At one point Wednesday, Taylor testified that then-White House aide Tim Morrison told him the “president doesn’t want to provide any assistance at all.” That means Trump, at one point, was considering not delivering the Ukraine aid, period — regardless of what they did on “the investigations.” Throw in Trump’s long-standing concern about burden-sharing by our European allies, and his anger over now-disproved charges that he had conspired with Russia to steal the 2016 election, and the result is the mess we see before us.

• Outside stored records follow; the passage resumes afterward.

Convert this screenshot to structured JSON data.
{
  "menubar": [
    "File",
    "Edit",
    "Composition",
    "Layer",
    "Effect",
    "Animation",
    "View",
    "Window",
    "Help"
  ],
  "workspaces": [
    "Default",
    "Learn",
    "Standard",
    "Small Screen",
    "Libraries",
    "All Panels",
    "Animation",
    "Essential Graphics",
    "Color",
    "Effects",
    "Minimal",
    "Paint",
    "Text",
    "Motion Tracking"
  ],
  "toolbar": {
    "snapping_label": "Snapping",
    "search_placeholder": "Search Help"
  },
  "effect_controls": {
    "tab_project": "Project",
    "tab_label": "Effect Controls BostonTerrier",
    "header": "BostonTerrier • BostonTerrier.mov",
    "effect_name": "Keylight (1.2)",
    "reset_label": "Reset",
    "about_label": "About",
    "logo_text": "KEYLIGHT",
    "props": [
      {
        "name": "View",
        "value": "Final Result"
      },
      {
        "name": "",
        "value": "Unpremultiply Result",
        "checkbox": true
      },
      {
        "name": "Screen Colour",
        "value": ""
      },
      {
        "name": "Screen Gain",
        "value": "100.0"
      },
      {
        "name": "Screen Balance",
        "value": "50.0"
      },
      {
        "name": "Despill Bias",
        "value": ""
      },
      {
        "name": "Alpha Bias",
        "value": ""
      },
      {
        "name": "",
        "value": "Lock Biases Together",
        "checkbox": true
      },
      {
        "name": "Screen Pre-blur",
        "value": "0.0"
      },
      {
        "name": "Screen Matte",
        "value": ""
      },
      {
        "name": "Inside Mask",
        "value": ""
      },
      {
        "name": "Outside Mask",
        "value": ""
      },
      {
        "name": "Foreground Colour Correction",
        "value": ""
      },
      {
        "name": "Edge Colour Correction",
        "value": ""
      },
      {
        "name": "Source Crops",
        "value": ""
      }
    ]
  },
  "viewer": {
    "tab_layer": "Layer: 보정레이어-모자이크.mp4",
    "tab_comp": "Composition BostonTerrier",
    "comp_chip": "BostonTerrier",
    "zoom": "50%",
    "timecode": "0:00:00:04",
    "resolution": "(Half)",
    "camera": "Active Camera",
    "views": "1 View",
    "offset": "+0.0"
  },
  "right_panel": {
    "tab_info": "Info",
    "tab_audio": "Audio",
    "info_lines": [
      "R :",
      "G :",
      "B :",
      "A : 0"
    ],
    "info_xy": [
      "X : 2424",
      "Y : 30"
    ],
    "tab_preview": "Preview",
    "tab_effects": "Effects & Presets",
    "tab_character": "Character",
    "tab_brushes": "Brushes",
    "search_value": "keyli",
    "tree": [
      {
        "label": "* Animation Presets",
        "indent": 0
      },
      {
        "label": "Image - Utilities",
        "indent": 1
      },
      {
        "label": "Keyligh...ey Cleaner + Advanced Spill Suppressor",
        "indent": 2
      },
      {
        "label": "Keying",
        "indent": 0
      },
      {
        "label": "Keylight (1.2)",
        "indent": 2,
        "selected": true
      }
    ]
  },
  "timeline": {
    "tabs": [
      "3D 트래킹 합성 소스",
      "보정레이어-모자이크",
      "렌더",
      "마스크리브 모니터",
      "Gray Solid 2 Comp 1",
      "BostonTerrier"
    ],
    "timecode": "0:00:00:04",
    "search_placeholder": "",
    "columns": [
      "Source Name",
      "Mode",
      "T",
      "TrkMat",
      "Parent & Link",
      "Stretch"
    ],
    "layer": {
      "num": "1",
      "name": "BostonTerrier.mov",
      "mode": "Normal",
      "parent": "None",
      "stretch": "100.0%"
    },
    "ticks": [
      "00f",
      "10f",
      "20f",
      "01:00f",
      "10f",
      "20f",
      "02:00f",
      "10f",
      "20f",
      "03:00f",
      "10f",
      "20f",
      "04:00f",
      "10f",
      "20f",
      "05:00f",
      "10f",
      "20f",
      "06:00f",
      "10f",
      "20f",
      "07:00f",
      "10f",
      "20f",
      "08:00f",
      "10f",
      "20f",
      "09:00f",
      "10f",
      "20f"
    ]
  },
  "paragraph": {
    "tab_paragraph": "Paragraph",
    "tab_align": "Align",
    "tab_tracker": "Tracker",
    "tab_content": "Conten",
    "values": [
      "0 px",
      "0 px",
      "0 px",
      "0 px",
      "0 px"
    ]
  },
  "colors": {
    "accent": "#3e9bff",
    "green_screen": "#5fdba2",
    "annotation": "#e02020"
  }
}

Is it possible that Trump is an evil genius who came up with a strategic plan to leverage U.S. security assistance and a presidential meeting? If so, he did an awful job. For one thing, Taylor confirmed Wednesday that the Ukrainians were not aware that their aid was on hold until they learned about it from an Aug. 29 article in Politico, more than a month after Trump’s call with Ukrainian President Volodymyr Zelensky. Taylor testified that Ukrainian officials “contacted me very concerned, asking about the withheld security assistance … At that point, I was embarrassed that I could give him no explanation for why it was withheld. It had still not occurred to me that the hold on security assistance could be related to the ‘investigations.'” So, neither he nor the Ukrainians knew about the alleged quid pro quo. And then, less than two weeks later, the Ukrainians got the quid without delivering the quo.

Maybe future witnesses will provide the smoking-gun evidence that Trump ordered them to execute a quid pro quo. But it looks as though the entire Ukraine debacle may be the result less of intent than incompetence. And unfortunately for Democrats, incompetence is not an impeachable offense.